Police and prosecutors say the alleged conspiracy took place between 2018 and 2021, while Mhaouek was working at the International Civil Aviation Organization, a UN agency headquartered in Montreal.
“The conspiracy consisted of offering oil from Libya for sale that was from entities that are sanctioned by the United Nations. The oil was destined for the People’s Republic of China,” federal prosecutor Marie-Ève Moore told reporters at the Montreal courthouse.
Moore said Mhaouek’s alleged co-conspirator, Mahmud Mohamed Elsuwaye Sayeh, 37, who also worked at ICAO at the time of the alleged offences, has been charged with two counts of conspiracy. One is related to the alleged scheme to sell Libyan oil to China; the other involved a plan to sell Chinese military equipment, including drones, to a Libyan group.
Sayeh remains on the run. An Interpol Red Notice — an alert sent to police around the world — and a Canada-wide warrant have been issued for his arrest, Moore said.

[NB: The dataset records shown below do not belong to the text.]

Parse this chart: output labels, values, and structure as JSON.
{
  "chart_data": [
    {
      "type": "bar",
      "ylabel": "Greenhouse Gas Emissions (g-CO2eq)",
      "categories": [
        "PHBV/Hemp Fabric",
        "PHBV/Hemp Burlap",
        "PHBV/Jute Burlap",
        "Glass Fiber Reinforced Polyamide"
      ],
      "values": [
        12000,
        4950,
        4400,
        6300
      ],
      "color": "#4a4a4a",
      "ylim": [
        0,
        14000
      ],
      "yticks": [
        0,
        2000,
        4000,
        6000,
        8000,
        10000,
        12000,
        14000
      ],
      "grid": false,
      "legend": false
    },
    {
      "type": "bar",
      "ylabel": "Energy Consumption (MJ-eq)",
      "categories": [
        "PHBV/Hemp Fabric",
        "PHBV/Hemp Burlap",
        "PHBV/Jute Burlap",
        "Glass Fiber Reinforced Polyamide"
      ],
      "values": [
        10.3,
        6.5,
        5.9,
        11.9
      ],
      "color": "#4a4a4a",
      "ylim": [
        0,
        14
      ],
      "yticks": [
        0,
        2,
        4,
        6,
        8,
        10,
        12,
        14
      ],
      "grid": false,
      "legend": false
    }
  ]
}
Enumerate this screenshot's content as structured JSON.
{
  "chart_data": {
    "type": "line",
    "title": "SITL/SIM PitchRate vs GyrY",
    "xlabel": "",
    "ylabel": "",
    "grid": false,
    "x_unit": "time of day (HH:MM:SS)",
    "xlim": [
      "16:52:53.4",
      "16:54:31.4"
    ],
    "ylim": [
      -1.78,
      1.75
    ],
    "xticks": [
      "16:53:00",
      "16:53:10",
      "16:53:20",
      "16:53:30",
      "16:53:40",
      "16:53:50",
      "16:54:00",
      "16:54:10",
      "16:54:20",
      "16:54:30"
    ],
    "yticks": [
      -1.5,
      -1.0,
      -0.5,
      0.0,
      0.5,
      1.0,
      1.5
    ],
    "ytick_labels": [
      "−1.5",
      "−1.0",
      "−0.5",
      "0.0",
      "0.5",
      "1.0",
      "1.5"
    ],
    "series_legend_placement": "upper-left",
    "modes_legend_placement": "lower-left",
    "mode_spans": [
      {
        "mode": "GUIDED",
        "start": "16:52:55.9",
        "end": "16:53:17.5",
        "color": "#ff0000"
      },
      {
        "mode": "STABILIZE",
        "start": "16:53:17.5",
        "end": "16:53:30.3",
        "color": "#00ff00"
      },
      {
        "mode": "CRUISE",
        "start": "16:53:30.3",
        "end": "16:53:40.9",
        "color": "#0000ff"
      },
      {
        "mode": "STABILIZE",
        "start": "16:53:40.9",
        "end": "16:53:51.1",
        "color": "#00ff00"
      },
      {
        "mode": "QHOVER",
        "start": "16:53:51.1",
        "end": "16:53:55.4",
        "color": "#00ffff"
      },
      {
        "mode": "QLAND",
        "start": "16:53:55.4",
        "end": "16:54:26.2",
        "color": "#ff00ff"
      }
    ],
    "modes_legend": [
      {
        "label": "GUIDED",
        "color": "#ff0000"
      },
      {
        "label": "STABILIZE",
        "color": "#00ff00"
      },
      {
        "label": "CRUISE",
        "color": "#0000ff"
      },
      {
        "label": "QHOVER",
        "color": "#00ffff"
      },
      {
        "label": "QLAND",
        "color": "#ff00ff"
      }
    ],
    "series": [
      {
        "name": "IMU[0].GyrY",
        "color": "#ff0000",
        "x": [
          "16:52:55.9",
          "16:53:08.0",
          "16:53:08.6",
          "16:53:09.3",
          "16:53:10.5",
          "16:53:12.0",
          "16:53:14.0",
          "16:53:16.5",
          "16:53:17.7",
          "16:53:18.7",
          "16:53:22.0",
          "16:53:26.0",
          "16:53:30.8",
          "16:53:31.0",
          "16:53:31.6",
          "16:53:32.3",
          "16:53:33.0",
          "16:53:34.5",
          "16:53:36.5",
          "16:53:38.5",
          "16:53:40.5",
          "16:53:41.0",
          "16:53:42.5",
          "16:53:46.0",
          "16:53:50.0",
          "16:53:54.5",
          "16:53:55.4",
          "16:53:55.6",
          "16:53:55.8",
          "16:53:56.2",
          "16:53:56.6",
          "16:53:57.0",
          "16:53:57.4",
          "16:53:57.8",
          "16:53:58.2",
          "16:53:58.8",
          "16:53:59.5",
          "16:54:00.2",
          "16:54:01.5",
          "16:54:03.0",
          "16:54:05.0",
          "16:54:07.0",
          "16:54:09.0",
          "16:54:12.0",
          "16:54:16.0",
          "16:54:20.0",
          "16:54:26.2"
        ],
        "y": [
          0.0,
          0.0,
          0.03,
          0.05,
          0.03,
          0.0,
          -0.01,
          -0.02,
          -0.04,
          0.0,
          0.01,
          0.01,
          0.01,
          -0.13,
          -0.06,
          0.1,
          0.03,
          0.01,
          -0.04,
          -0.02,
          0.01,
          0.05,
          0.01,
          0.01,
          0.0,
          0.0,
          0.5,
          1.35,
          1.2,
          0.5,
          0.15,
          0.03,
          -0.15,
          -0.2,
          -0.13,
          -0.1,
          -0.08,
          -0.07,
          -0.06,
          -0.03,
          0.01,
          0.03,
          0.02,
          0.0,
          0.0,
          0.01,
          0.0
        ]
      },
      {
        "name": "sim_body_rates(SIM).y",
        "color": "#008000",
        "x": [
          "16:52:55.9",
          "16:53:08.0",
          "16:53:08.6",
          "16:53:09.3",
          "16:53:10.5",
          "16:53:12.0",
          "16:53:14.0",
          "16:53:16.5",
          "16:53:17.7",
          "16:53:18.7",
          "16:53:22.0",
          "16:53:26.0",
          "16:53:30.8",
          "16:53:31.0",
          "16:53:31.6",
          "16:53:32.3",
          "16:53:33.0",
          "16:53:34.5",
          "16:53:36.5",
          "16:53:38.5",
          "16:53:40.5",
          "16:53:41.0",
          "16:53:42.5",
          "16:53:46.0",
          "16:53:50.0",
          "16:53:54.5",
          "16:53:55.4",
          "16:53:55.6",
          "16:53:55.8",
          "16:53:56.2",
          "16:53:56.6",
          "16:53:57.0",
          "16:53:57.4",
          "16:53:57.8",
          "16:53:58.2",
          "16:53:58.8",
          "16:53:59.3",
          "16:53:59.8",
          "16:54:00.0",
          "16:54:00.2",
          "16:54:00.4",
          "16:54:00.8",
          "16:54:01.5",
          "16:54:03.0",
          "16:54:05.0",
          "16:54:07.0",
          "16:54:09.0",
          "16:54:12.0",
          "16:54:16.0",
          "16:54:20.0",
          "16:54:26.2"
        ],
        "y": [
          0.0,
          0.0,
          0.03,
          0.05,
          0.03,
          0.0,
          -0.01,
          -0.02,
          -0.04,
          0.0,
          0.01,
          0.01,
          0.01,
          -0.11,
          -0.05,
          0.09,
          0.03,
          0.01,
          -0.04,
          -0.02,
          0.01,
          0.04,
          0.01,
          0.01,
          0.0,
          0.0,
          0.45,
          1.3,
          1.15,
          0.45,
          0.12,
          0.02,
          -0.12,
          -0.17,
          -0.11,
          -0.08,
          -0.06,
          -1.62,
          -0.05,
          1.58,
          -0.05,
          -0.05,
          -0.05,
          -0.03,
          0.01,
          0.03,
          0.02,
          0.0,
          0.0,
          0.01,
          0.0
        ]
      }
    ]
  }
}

A third man is named in the charging document as a co-conspirator. Prosecutors declined to comment about why he has not been charged.
RCMP spokesman Sgt. Charles Poirier said the alleged conspiracy involved the use of shell companies to sell Chinese military equipment — including large drones that can carry multiple missiles — to a Libyan armed group in violation of UN sanctions related to the Libyan civil war. A federal regulation gives the sanctions the force of law in Canada.
Poirier said the regulation prohibits anyone in Canada from supplying military equipment to any of the factions that were fighting in the Libyan conflict, or helping to finance those groups. The alleged conspiracy, he said, would have benefited Gen. Khalifa Hiftar, the leader of one of two main groups in the conflict, which ended in 2020.
“The second part of this scheme was to export Libyan oil to China,” Poirier said.
“So at the time, the oilfields were under the control of Gen. Khalifa Hiftar and the plan was to sell millions of drums of crude oil to China without anyone knowing about it.”
Hiftar’s self-styled Libyan National Army fought against Libya’s UN-backed government and held much of the country’s east during the civil war. He continues to be a powerful figure in the region.
Poirier said investigators have no indication that military equipment or crude oil ever reached their alleged final destinations, but if they had, Mhaouek and Sayeh stood to gain several million dollars a month in commissions.
“The theory behind the motivation is primarily financial,” he said. However, it would have also benefited China by allowing it to covertly support Hiftar’s faction and by giving the country prime access to Libyan oil.
Poirier said the investigation began in 2022 after the RCMP received what he described as “credible intelligence.”